NATO policy is not to discuss leaks of classified information publicly, so there is likely to remain uncertainty about this breach and the subsequent dark web auction.

It’s unclear if it’s linked in any way to the theft of the NATO documents, but in early August, Defense Minister Helena Carreiras issued an order for an additional €11.5 million to be made available for cyber defense-related training and advisory services next eight years.

The incident raises new questions about NATO partners’ cybersecurity preparedness, shortly after a hack of France’s MBDA missile system in August saw classified intelligence documents stolen and sold on the dark web. MBDA manufactures missiles supplied by NATO and currently used in the Ukraine war. An external hard drive from a vendor was reportedly hacked by MBDA; 80GB of documents surfaced on a dark web forum and were sold to at least one buyer for 15 bitcoins. This breach appears to have included NATO documents classified as “Secret” and “Classified” but not carrying the highest designation of “Cosmic Secret”. A sample of the files indicated that they were created between 2017 and 2020.

NATO documents were also reportedly part of the US federal government’s sweeping data breach in 2020, carried out by upstream technology partners like Microsoft and SolarWinds. This attack was attributed to Russia’s state-backed Advanced Persistent Threat Teams looking for information, not criminal profiteers on the dark web. The involvement of these relatively less experienced groups, who previously steered clear of powerful government targets to avoid drawing too much law enforcement attention, is a worrying development.

Criminals are getting bolder, with ransomware group Conti threatening to “overthrow” the Costa Rican government during a recent attack.

Sally Vincent, Senior Threat Research Engineer at LogRhythm, notes that there have been a number of smaller attacks of this nature recently, showing that cybercriminals are losing fear of government reprisals and are making money from stealing secrets that previously only interested nation-state advanced persistent threat groups : “The attack on EMGFA follows other recent attacks on government organizations. Just last month, the Instituto Agriculturo of the Dominican Republic and the Argentine Judiciary of Córdoba suffered similar ransomware attacks – unfortunately, the wealth of sensitive information held by government agencies makes them attractive targets for cybercriminals, and this attack on EMGFA has dire consequences. The disclosure of nation-state secrets on the dark web not only endangers Portugal’s military credibility, but also undermines NATO’s security. Allegedly, the cyber attack happened after EMGFA violated its operational security rules. To prevent a similar attack from occurring, organizations must develop and adhere to robust regulations for their cybersecurity protocols. Additionally, organizations should keep an eye on their prevention and detection technologies, make sure they have adequate protections in place, and make sure they have visibility into what’s going on around them.”
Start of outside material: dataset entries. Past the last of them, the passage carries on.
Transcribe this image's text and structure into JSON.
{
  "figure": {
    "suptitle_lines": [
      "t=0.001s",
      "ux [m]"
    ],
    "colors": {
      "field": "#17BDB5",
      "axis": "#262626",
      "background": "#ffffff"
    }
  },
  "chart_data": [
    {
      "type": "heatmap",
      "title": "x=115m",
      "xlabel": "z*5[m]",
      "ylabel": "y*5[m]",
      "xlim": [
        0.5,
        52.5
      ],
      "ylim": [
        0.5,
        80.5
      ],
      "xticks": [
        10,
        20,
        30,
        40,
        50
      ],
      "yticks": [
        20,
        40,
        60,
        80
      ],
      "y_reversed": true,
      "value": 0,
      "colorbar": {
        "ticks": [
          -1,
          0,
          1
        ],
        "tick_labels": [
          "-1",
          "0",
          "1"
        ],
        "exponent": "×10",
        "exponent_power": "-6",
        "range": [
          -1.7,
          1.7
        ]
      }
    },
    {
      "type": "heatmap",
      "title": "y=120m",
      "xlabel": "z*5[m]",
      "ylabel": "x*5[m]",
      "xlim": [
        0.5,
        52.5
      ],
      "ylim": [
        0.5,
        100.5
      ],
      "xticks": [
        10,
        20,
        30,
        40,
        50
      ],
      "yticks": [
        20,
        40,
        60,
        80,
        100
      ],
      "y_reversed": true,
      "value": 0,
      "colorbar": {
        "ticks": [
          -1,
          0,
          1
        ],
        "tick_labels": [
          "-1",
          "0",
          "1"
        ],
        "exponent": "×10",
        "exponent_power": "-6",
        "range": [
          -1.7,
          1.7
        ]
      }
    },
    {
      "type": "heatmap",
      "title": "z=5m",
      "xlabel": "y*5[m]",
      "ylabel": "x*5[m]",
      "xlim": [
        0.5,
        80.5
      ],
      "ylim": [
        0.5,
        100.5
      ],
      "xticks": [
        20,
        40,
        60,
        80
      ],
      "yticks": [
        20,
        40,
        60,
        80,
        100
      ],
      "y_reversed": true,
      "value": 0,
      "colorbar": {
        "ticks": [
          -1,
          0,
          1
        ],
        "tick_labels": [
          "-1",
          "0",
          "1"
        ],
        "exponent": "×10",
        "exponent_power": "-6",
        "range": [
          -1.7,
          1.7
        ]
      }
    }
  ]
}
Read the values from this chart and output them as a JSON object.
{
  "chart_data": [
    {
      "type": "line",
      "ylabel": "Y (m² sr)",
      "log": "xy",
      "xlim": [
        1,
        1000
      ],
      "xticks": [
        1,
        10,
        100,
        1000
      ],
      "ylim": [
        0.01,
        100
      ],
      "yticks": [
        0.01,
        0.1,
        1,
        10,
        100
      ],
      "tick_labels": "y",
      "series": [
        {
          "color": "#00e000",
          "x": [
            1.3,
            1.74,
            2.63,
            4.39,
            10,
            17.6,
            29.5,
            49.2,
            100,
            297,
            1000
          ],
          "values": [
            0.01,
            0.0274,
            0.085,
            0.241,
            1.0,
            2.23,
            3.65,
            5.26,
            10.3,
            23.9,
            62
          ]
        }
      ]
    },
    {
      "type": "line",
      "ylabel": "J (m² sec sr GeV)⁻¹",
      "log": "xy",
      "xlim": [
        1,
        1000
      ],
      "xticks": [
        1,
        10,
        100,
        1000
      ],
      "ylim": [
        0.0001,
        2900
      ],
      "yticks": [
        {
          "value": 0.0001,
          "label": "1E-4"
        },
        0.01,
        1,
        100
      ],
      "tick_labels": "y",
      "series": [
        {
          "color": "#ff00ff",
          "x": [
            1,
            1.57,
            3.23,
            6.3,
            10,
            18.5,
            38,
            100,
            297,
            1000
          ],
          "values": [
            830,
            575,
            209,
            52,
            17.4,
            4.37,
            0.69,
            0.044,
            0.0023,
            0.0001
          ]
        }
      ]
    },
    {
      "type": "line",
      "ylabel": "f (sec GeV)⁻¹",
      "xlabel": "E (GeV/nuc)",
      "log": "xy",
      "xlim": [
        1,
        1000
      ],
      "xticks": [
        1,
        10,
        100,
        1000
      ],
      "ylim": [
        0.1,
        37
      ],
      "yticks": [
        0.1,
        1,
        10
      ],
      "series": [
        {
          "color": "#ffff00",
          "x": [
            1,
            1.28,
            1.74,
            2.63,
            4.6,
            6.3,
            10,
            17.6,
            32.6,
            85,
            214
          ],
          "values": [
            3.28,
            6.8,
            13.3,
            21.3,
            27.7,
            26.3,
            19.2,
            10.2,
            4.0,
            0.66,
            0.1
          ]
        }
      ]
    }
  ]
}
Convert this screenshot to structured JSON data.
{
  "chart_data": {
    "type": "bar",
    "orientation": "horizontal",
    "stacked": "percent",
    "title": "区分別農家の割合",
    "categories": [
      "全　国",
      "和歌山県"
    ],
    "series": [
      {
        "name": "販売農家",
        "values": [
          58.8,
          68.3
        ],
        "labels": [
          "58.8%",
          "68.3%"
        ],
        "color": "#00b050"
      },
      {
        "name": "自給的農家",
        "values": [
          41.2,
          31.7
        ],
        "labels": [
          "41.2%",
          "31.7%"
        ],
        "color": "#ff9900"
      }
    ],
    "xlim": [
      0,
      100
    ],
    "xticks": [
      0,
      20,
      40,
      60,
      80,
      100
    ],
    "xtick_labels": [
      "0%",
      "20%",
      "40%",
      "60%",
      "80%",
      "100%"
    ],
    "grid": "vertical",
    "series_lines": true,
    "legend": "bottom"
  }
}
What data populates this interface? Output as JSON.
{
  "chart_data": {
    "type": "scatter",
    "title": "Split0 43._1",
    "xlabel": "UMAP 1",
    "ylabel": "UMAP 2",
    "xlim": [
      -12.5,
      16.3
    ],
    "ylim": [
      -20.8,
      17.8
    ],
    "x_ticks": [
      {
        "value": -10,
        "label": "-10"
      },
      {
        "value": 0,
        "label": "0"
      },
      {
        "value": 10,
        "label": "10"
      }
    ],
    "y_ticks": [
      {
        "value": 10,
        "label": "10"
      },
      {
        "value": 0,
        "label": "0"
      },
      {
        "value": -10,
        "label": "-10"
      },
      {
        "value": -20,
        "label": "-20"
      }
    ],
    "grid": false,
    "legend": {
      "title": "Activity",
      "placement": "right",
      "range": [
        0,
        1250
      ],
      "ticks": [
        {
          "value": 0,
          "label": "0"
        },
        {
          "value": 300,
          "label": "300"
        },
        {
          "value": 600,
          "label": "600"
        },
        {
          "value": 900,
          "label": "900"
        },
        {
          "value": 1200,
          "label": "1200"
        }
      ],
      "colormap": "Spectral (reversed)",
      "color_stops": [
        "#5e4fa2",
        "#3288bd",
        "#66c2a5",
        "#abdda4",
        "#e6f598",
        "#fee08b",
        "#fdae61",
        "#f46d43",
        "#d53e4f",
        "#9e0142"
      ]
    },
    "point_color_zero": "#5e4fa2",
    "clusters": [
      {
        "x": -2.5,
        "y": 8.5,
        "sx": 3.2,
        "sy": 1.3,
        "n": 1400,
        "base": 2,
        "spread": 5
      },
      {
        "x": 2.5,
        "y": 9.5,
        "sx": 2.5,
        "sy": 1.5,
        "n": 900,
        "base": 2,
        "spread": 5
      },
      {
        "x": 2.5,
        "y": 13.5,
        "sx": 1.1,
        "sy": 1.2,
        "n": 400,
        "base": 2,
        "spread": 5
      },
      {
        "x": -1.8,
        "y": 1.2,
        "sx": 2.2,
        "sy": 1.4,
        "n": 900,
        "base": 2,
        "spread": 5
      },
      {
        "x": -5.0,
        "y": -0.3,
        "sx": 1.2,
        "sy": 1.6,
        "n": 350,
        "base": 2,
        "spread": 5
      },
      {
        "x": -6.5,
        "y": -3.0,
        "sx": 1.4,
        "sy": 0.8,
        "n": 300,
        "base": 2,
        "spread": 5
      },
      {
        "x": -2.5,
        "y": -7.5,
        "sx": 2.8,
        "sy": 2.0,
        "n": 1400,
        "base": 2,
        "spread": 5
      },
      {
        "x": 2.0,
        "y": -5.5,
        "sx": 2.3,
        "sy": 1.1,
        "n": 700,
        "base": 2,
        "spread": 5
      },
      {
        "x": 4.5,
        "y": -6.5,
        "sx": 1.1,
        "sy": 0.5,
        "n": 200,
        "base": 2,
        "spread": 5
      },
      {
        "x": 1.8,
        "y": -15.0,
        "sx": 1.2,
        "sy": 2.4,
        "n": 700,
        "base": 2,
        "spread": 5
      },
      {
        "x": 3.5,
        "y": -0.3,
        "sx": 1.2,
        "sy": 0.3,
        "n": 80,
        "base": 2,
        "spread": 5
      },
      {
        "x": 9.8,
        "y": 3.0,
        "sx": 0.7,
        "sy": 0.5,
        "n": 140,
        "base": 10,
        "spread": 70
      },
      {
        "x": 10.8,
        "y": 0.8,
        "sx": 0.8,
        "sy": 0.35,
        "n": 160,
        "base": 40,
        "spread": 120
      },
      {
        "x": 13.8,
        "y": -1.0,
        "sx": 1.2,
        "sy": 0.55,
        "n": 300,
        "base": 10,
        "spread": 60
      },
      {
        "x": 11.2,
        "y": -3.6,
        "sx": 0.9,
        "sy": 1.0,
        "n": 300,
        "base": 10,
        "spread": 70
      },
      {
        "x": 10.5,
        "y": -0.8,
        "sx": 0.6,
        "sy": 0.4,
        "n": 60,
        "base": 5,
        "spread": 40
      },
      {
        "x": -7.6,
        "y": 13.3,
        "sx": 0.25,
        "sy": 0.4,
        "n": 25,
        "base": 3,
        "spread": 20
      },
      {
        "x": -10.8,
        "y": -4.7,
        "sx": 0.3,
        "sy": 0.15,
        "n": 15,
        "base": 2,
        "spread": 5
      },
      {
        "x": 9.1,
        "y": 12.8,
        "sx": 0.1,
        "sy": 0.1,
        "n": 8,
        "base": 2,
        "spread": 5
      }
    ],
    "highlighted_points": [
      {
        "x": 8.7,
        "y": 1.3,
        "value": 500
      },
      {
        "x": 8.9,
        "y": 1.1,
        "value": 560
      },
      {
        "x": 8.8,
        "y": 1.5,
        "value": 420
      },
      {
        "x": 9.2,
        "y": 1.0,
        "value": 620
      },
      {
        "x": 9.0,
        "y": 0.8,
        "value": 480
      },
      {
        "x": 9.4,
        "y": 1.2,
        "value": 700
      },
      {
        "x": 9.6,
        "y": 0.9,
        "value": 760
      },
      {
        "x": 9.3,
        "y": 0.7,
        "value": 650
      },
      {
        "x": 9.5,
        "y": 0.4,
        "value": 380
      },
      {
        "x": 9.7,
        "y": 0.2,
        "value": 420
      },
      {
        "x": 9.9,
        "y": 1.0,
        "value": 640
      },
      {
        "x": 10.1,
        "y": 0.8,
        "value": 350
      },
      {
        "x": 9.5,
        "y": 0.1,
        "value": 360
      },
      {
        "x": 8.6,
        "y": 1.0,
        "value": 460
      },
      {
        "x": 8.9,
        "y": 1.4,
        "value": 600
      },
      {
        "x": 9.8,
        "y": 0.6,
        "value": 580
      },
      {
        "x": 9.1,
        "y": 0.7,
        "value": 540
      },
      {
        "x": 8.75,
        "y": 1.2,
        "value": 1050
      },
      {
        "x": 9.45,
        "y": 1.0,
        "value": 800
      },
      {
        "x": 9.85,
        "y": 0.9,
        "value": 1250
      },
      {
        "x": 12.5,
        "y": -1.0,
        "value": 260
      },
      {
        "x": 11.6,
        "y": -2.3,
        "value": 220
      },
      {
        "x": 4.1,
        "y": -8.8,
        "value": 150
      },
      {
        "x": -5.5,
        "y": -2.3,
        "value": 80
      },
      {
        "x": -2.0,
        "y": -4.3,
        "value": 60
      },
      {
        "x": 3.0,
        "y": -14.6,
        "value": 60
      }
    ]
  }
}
NATO met in June to extend its cybersecurity cooperation efforts to partners in the Asia-Pacific region for the first time to coordinate rapid responses in the face of growing regional threats from both China and Russia. The organization also reiterated a 2021 ruling that a cyberattack on a member state could be considered a violation of Article 5 of the North Atlantic Treaty, making it an attack on the facility as a whole.